WHAT STANDARDS ARE USED FOR ELECTRIC POWER GENERATION, TRANSMISSION AND DISTRIBUTION?

 flame resistant

OSHA’s Final Rule on Electrical Protective Equipment (OSHA 1910.269) prohibits clothing that, when exposed to flames or arcs, could increase the extent of wearer injury. Employers must determine appropriate clothing based on an evaluation of potential hazards in the work environment. Clothing made from flame-resistant materials is acceptable under the Rule, i.e., clothing that meets the requirements of ASTM F1506. Untreated cotton or wool fabrics weighing at least 11.0 oz. or heavier untreated cotton or wool fabrics are acceptable under limited conditions identified by OSHA. (1.)

(1.) Arc conditions in the Duke Power Company videotape, which was the primary basis for OSHA’s determination, were a 3800 ampere, 12 inch (approx) electric arc that was approximately 12 inches from the material. The arc lasted for 10 cycles or 0.167 seconds.
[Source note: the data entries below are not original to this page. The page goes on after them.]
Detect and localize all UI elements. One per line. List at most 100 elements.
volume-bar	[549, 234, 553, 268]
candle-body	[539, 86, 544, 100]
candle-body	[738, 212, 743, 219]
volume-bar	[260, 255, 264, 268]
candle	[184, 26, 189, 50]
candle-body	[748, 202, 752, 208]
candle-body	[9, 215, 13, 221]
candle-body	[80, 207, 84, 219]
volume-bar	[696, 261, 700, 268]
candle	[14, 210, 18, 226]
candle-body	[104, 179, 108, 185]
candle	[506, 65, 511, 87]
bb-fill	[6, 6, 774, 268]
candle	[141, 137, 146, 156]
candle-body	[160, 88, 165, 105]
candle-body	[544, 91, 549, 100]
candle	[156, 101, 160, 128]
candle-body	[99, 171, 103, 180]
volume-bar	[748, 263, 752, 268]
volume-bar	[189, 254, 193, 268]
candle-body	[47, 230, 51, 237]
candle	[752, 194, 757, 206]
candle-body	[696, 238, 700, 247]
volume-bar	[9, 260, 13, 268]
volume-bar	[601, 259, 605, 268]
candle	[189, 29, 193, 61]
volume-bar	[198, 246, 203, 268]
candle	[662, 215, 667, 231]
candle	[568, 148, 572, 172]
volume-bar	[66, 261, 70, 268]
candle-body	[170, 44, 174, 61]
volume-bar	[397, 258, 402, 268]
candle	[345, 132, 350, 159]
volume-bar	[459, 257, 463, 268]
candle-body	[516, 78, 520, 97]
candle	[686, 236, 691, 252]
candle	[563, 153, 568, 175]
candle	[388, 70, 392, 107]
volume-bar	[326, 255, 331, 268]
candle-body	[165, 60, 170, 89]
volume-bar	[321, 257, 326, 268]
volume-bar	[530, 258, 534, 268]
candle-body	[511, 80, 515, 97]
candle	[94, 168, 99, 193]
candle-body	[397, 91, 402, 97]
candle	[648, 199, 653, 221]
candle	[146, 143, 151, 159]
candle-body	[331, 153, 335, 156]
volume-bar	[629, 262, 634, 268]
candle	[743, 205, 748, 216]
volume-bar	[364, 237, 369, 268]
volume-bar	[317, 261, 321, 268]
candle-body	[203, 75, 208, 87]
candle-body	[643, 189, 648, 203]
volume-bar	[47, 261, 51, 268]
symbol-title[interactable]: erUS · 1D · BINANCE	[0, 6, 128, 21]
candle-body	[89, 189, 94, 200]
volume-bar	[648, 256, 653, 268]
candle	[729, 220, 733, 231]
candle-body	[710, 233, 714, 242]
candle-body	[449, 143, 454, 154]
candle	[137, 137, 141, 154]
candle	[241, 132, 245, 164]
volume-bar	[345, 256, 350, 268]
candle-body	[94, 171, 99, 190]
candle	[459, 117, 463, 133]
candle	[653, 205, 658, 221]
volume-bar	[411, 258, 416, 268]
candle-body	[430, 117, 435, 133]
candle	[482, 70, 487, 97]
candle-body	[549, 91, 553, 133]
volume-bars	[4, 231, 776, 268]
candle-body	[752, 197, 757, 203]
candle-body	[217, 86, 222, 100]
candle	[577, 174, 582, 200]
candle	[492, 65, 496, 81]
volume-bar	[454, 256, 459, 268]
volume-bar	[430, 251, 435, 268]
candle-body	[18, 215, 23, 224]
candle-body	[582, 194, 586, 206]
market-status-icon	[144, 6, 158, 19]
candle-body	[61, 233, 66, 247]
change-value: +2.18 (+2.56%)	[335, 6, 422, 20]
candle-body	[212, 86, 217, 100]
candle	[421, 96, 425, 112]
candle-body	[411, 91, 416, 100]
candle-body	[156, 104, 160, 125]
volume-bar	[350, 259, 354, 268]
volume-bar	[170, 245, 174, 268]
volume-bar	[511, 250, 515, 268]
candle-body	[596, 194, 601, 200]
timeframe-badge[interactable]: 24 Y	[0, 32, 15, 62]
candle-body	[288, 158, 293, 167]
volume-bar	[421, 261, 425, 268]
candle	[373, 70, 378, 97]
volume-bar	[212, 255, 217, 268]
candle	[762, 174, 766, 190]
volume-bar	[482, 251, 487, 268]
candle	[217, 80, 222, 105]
The National Electrical Safety Code (NESC®) is published by the IEEE. It sets the ground rules for practical safeguarding of persons during the installation, operation, or maintenance of electric supply and communication lines and associated equipment.

The NESC requires that the employer determine potential exposure to an electric arc for employees who work on or near energized parts or equipment operating at 50 volts or greater. If the exposure is greater than 2 cal/cm

 

2, employees are required to wear clothing with an arc rating not less than the anticipated level of arc energy as determined by completing a detailed arc hazard analysis or by using tabulated values found in table 410-1. Table 410-1 outlines equipment types, nominal voltage ranges and the arc thermal performance value (ATPV) cal/cm2, for clothing or clothing systems for employees working on or near energized lines, parts or equipment. Depending on the voltage, effective arc ratings can range from 4 calories to as much as 60 calories/cm2. Certain meltable fabrics are not allowed.

The NESC also contains requirements that risk factors such as equipment condition and work methods must be considered in implementation of an arc flash program and that a job briefing must be conducted by a first-level supervisor or person in charge.